O pintor não desfitava o grupo formado pelos dois. O pincel tremia-lhe na mão e uma emoção violenta penetrava-o. Ah, ele bem a conhecia! Era a inquietação sublime dos momentos de inspiração. Em silêncio, afastou-se e começou a pintar.
As figuras cresciam na tela, como que vindas de dentro, e tomavam corpo, tão humanas que quase tinha medo de as magoar.

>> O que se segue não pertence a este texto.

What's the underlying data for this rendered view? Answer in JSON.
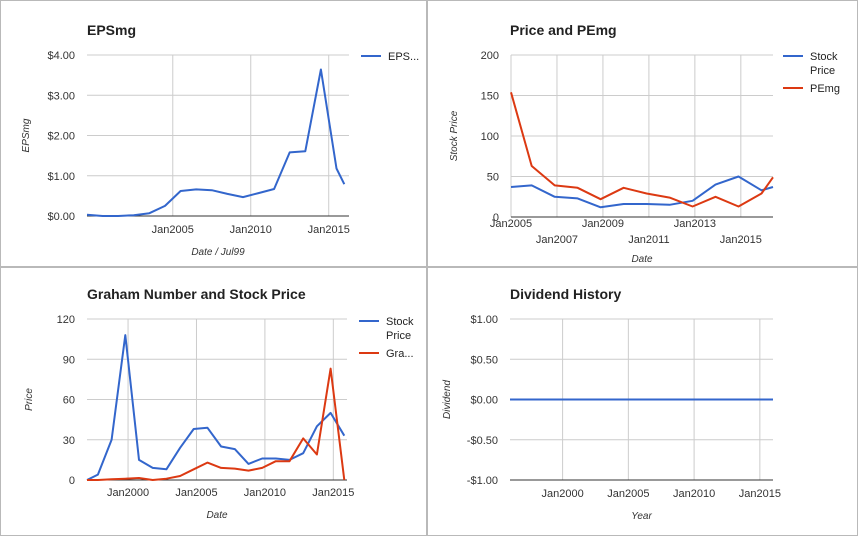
{
  "chart_data": [
    {
      "type": "line",
      "title": "EPSmg",
      "xlabel": "Date / Jul99",
      "ylabel": "EPSmg",
      "x_range": [
        1999.5,
        2016.3
      ],
      "ylim": [
        0,
        4
      ],
      "x_ticks": [
        {
          "x": 2005,
          "label": "Jan2005"
        },
        {
          "x": 2010,
          "label": "Jan2010"
        },
        {
          "x": 2015,
          "label": "Jan2015"
        }
      ],
      "y_ticks": [
        {
          "y": 0,
          "label": "$0.00"
        },
        {
          "y": 1,
          "label": "$1.00"
        },
        {
          "y": 2,
          "label": "$2.00"
        },
        {
          "y": 3,
          "label": "$3.00"
        },
        {
          "y": 4,
          "label": "$4.00"
        }
      ],
      "grid": true,
      "legend_position": "right",
      "series": [
        {
          "name": "EPS...",
          "color": "#3366cc",
          "x": [
            1999.5,
            2000.5,
            2001.5,
            2002.5,
            2003.5,
            2004.5,
            2005.5,
            2006.5,
            2007.5,
            2008.5,
            2009.5,
            2010.5,
            2011.5,
            2012.5,
            2013.5,
            2014.5,
            2015.5,
            2016.0
          ],
          "y": [
            0.03,
            0.0,
            0.0,
            0.02,
            0.07,
            0.25,
            0.62,
            0.66,
            0.64,
            0.55,
            0.47,
            0.57,
            0.67,
            1.58,
            1.61,
            3.64,
            1.18,
            0.79
          ]
        }
      ]
    },
    {
      "type": "line",
      "title": "Price and PEmg",
      "xlabel": "Date",
      "ylabel": "Stock Price",
      "x_range": [
        2005.0,
        2016.4
      ],
      "ylim": [
        0,
        200
      ],
      "x_ticks": [
        {
          "x": 2005,
          "label": "Jan2005"
        },
        {
          "x": 2007,
          "label": "Jan2007"
        },
        {
          "x": 2009,
          "label": "Jan2009"
        },
        {
          "x": 2011,
          "label": "Jan2011"
        },
        {
          "x": 2013,
          "label": "Jan2013"
        },
        {
          "x": 2015,
          "label": "Jan2015"
        }
      ],
      "y_ticks": [
        {
          "y": 0,
          "label": "0"
        },
        {
          "y": 50,
          "label": "50"
        },
        {
          "y": 100,
          "label": "100"
        },
        {
          "y": 150,
          "label": "150"
        },
        {
          "y": 200,
          "label": "200"
        }
      ],
      "grid": true,
      "legend_position": "right",
      "series": [
        {
          "name": "Stock Price",
          "color": "#3366cc",
          "x": [
            2005.0,
            2005.9,
            2006.9,
            2007.9,
            2008.9,
            2009.9,
            2010.9,
            2011.9,
            2012.9,
            2013.9,
            2014.9,
            2015.9,
            2016.4
          ],
          "y": [
            37,
            39,
            25,
            23,
            12,
            16,
            16,
            15,
            20,
            40,
            50,
            33,
            37
          ]
        },
        {
          "name": "PEmg",
          "color": "#dc3912",
          "x": [
            2005.0,
            2005.9,
            2006.9,
            2007.9,
            2008.9,
            2009.9,
            2010.9,
            2011.9,
            2012.9,
            2013.9,
            2014.9,
            2015.9,
            2016.4
          ],
          "y": [
            154,
            63,
            39,
            36,
            22,
            36,
            29,
            24,
            13,
            25,
            13,
            29,
            49
          ]
        }
      ]
    },
    {
      "type": "line",
      "title": "Graham Number and Stock Price",
      "xlabel": "Date",
      "ylabel": "Price",
      "x_range": [
        1997.0,
        2016.0
      ],
      "ylim": [
        0,
        120
      ],
      "x_ticks": [
        {
          "x": 2000,
          "label": "Jan2000"
        },
        {
          "x": 2005,
          "label": "Jan2005"
        },
        {
          "x": 2010,
          "label": "Jan2010"
        },
        {
          "x": 2015,
          "label": "Jan2015"
        }
      ],
      "y_ticks": [
        {
          "y": 0,
          "label": "0"
        },
        {
          "y": 30,
          "label": "30"
        },
        {
          "y": 60,
          "label": "60"
        },
        {
          "y": 90,
          "label": "90"
        },
        {
          "y": 120,
          "label": "120"
        }
      ],
      "grid": true,
      "legend_position": "right",
      "series": [
        {
          "name": "Stock Price",
          "color": "#3366cc",
          "x": [
            1997.0,
            1997.8,
            1998.8,
            1999.8,
            2000.8,
            2001.8,
            2002.8,
            2003.8,
            2004.8,
            2005.8,
            2006.8,
            2007.8,
            2008.8,
            2009.8,
            2010.8,
            2011.8,
            2012.8,
            2013.8,
            2014.8,
            2015.8
          ],
          "y": [
            0,
            4,
            30,
            108,
            15,
            9,
            8,
            24,
            38,
            39,
            25,
            23,
            12,
            16,
            16,
            15,
            20,
            40,
            50,
            33
          ]
        },
        {
          "name": "Gra...",
          "color": "#dc3912",
          "x": [
            1997.0,
            1997.8,
            1998.8,
            1999.8,
            2000.8,
            2001.8,
            2002.8,
            2003.8,
            2004.8,
            2005.8,
            2006.8,
            2007.8,
            2008.8,
            2009.8,
            2010.8,
            2011.8,
            2012.8,
            2013.8,
            2014.8,
            2015.8
          ],
          "y": [
            0,
            0,
            0.5,
            1,
            1.5,
            0,
            1,
            3,
            8,
            13,
            9,
            8.5,
            7,
            9,
            14,
            14,
            31,
            19,
            83,
            0
          ]
        }
      ]
    },
    {
      "type": "line",
      "title": "Dividend History",
      "xlabel": "Year",
      "ylabel": "Dividend",
      "x_range": [
        1996.0,
        2016.0
      ],
      "ylim": [
        -1,
        1
      ],
      "x_ticks": [
        {
          "x": 2000,
          "label": "Jan2000"
        },
        {
          "x": 2005,
          "label": "Jan2005"
        },
        {
          "x": 2010,
          "label": "Jan2010"
        },
        {
          "x": 2015,
          "label": "Jan2015"
        }
      ],
      "y_ticks": [
        {
          "y": -1,
          "label": "-$1.00"
        },
        {
          "y": -0.5,
          "label": "-$0.50"
        },
        {
          "y": 0,
          "label": "$0.00"
        },
        {
          "y": 0.5,
          "label": "$0.50"
        },
        {
          "y": 1,
          "label": "$1.00"
        }
      ],
      "grid": true,
      "legend_position": "none",
      "series": [
        {
          "name": "",
          "color": "#3366cc",
          "x": [
            1996.0,
            2016.0
          ],
          "y": [
            0,
            0
          ]
        }
      ]
    }
  ]
}
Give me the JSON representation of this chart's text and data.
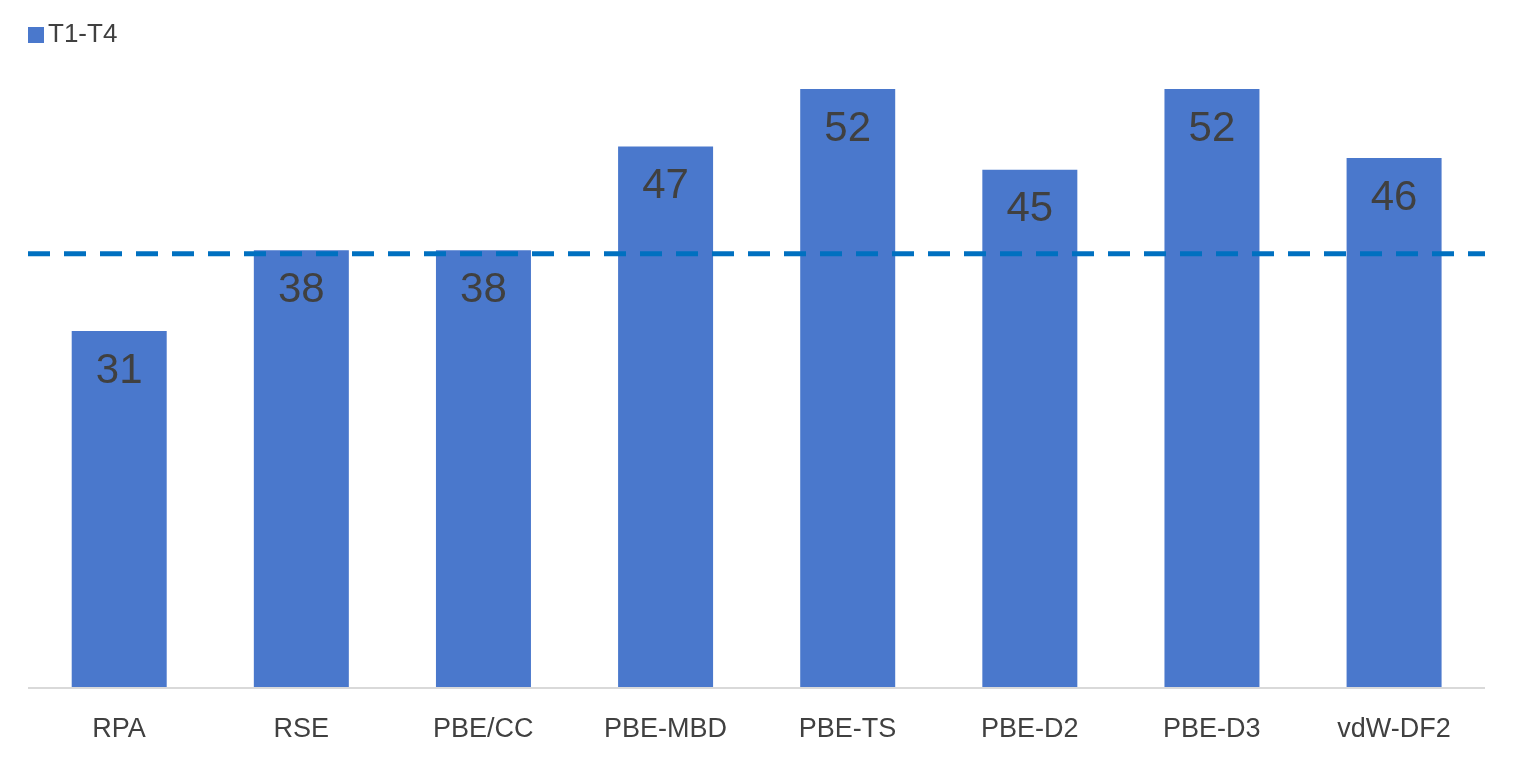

Era um Cristo estranho aquele, curvado sob um fardo e com as mãos cheias de calos, em vez de chagas. Dos olhos esparzia-se uma obstinada ilusão, e o suor escorria-lhe às bagadas dos músculos tensos, mais vivo e mais ardente do que o sangue. Uma figura diáfana de mulher, ia-lhe limpando a fronte, e da sua boca entreaberta nascia uma promessa imaterial de beijos puros.
Quando o pintor levantou os olhos do seu trabalho, viu apenas o modelo que o observava atentamente.
– E Ele? Ele onde está? – interrogou ansioso.
– Foi-se embora... Disse que não te perturbasse e que a sua missão estava cumprida. Que já te tinha restituído a fé em ti mesmo e que, afinal também tinhas acreditado nele...”
Domingos Monteiro, Contos do Dia e da Noite, 1952, Ed. Sociedade de Expansão Cultural

Sobre o livro:
"O dom natural de contar histórias, a noção do ritmo, a sábia preparação do clímax, a possibilidade de criar um espaço imaginário em que o real se apresenta, simultaneamente, mo mais patente e no mais simbólico, são porventura, as características que definem, imediatamente a arte de Domingos Monteiro."António Quadros 
"As Histórias Castelhanas constituem uma obra ímpar na história literária do seu autor e, também, na história da novelística portuguesa."David Mourão-Ferreira
"Domingos Monteiro faleceu em 17 de Agosto de 1980, com setenta e sete anos de idade.  Advogado, escritor, jornalista, editor, a sua vida atravessou quase oito décadas, em que a sua personalidade se afirmou por uma constante busca de um destino, onde os seus ideais de liberdade se  transformam, não raras vezes, em sonhos singulares, de enigmáticas radiações."